As he charts his worries with music, love, and selling out, Testament is endearing, likeable, and clearly confident in his ability .
In an innovative blend of 18th century poetry, hip hop, and biography, the World-Record holding beatboxer and rapper Testament (AKA Andy Brooks) offers his theatrical debut. Wholly accessible for those uninitiated in either William Blake or hip hop, this self-assured show has glimpses of true vision.
William Blake occupies a unique place in the history of British poetry: a mystical "visionary" who was considered mad by his contemporaries. The homage to him reinvents Blake's mythology of four 'Zoas', or universal forces, embodying them with four 'hip hop pioneers' – Soweto Kinch, Ty, Jest, and Schlomo – all shone onto the walls in a projection controlled by the onstage decks of Scratch DJ World Champion, DJ Woody, stuttering and rewinding in a live mixtape of their filmed performance poetry. The set itself is a delight to look at, traversed with coloured wires and transformed by Dave Lynch's ambitious visuals, seeming to knock down the walls themselves or project a spinning London panorama.
I'd make the claim that no one is better set to bring Blake's words to a modern audience. Entangling Blake's canon with his own lines and rhymes, Testament's end result has a seamless momentum that gives the archaic a thrilling relevancy – which is all the more engaging for the exposition spent on how Blake inspired him. Blake's input, from the lesser-known The Four Zoas to a rehash of the canonical The Tyger ("Tyger! Tyger! Burning mics"), is respectfully and artfully woven into Testament's more modern vocabulary. And the more personal sections are no worse off. One section in particular, moving back and forth between his contradictory impulses as he basks in the euphoria of a church service, shows off an incisive verbal ability.

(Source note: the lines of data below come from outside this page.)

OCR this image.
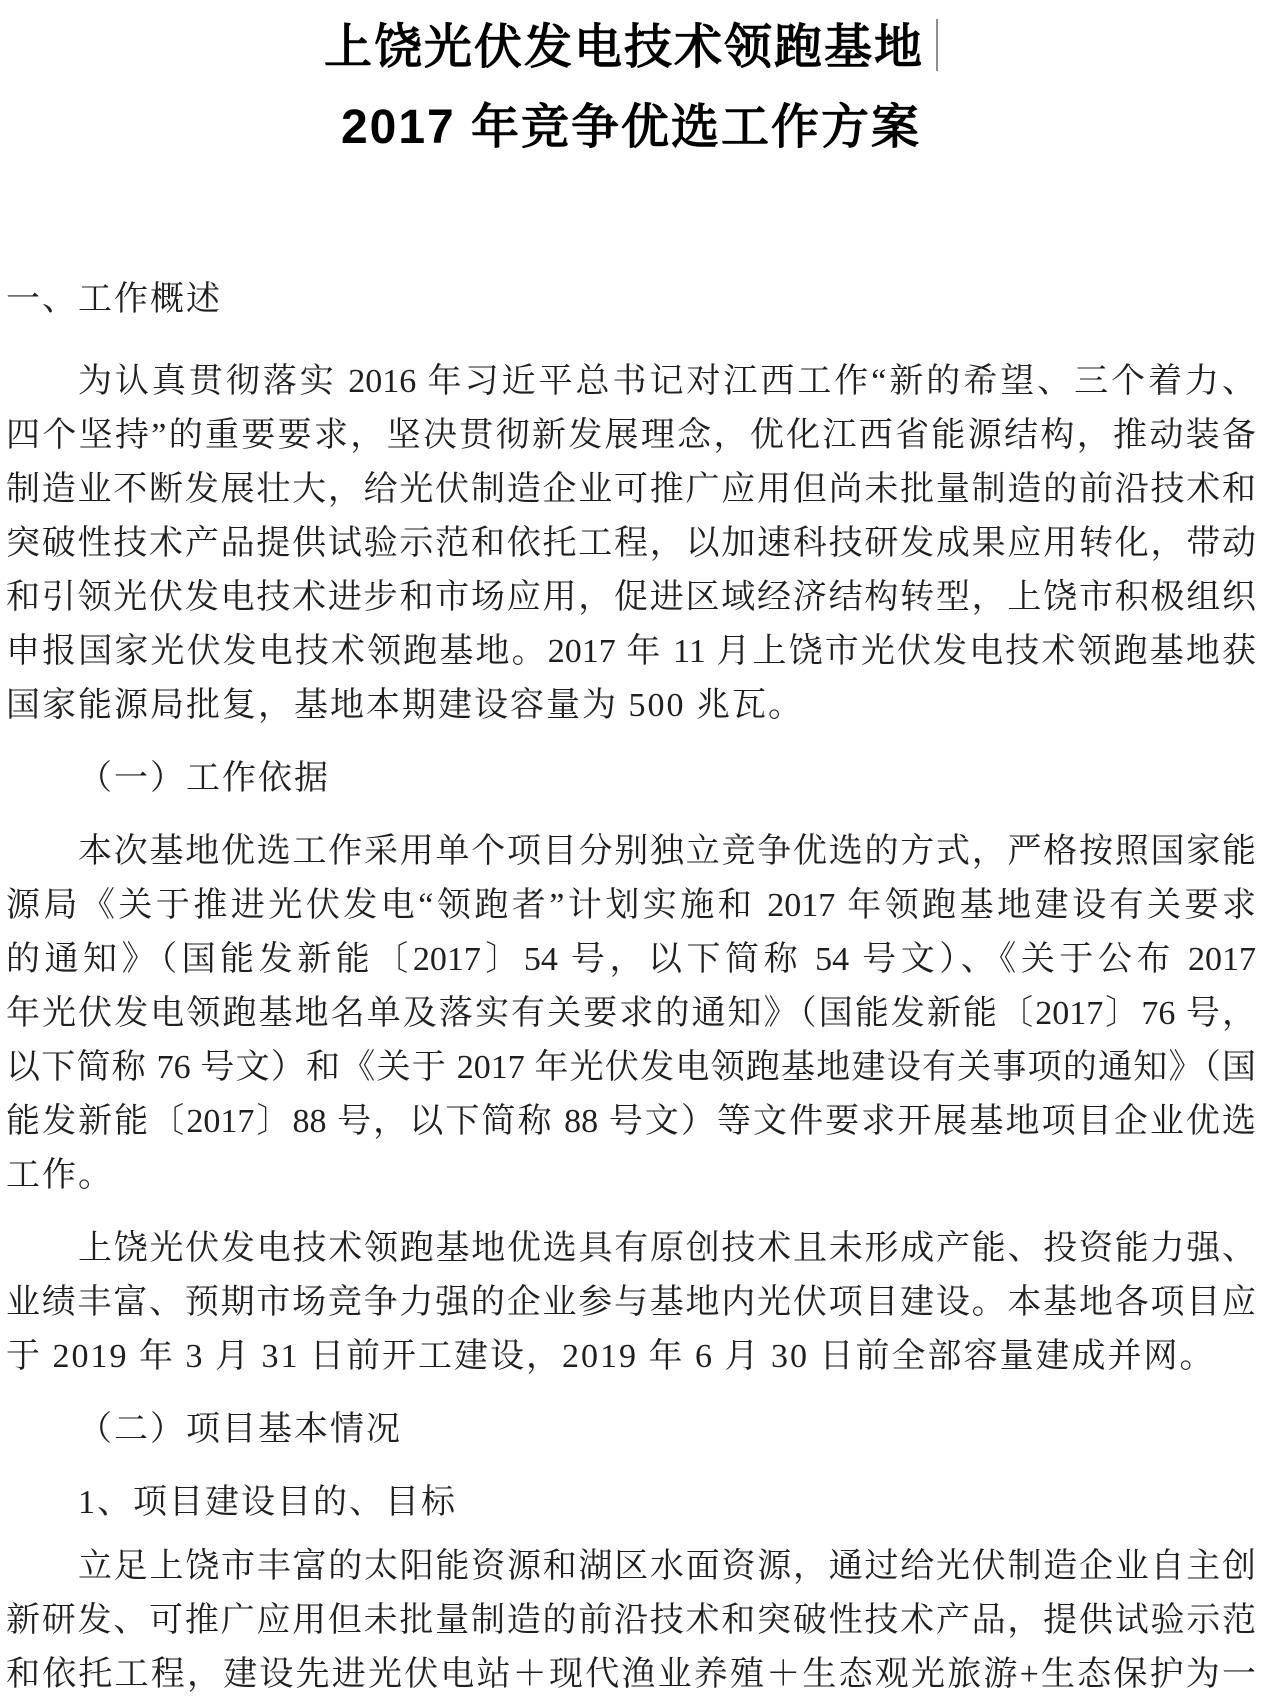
上饶光伏发电技术领跑基地
2017 年竞争优选工作方案
一、工作概述
为认真贯彻落实 2016 年习近平总书记对江西工作“新的希望、三个着力、
四个坚持”的重要要求，坚决贯彻新发展理念，优化江西省能源结构，推动装备
制造业不断发展壮大，给光伏制造企业可推广应用但尚未批量制造的前沿技术和
突破性技术产品提供试验示范和依托工程，以加速科技研发成果应用转化，带动
和引领光伏发电技术进步和市场应用，促进区域经济结构转型，上饶市积极组织
申报国家光伏发电技术领跑基地。2017 年 11 月上饶市光伏发电技术领跑基地获
国家能源局批复，基地本期建设容量为 500 兆瓦。
（一）工作依据
本次基地优选工作采用单个项目分别独立竞争优选的方式，严格按照国家能
源局《关于推进光伏发电“领跑者”计划实施和 2017 年领跑基地建设有关要求
的通知》（国能发新能〔2017〕54 号，以下简称 54 号文）、《关于公布 2017
年光伏发电领跑基地名单及落实有关要求的通知》（国能发新能〔2017〕76 号，
以下简称 76 号文）和《关于 2017 年光伏发电领跑基地建设有关事项的通知》（国
能发新能〔2017〕88 号，以下简称 88 号文）等文件要求开展基地项目企业优选
工作。
上饶光伏发电技术领跑基地优选具有原创技术且未形成产能、投资能力强、
业绩丰富、预期市场竞争力强的企业参与基地内光伏项目建设。本基地各项目应
于 2019 年 3 月 31 日前开工建设，2019 年 6 月 30 日前全部容量建成并网。
（二）项目基本情况
1、项目建设目的、目标
立足上饶市丰富的太阳能资源和湖区水面资源，通过给光伏制造企业自主创
新研发、可推广应用但未批量制造的前沿技术和突破性技术产品，提供试验示范
和依托工程，建设先进光伏电站＋现代渔业养殖＋生态观光旅游+生态保护为一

Indeed, over the show's duration, more showcasing of Testament's talents might have been welcome. For the only real weakness to the show is in the spoken narrative, which takes up much of the stage time. Billed as 'a coming-of-age story with a difference', the biographical elements of the show never quite string into a coherent plot or commit to any particular strands. As he charts his worries with music, love, and selling out, Testament is endearing, likeable, and clearly confident in his ability from the get-go, though it becomes clear that he is not – particularly in the context of the shows he's competing with in Edinburgh – quite the actor or comedian that might have been needed to carry this show's story.
The account of his time running rap workshops in a young offender's prison is, however, warmly entertaining, particularly when impersonating the young musicians Alby and Tom, distinctly capturing their unique voices and styles, showing off Testament's true range when actually rapping in these different personas. The tendency to stress how emotional the story is does it a disservice, and a more capable dramatist might have been able to make more of this. But these are minor issues in a captivating multimedia show. Credit is due to director Tom Wright for tying the show's disparate elements into a tightly synchronised design.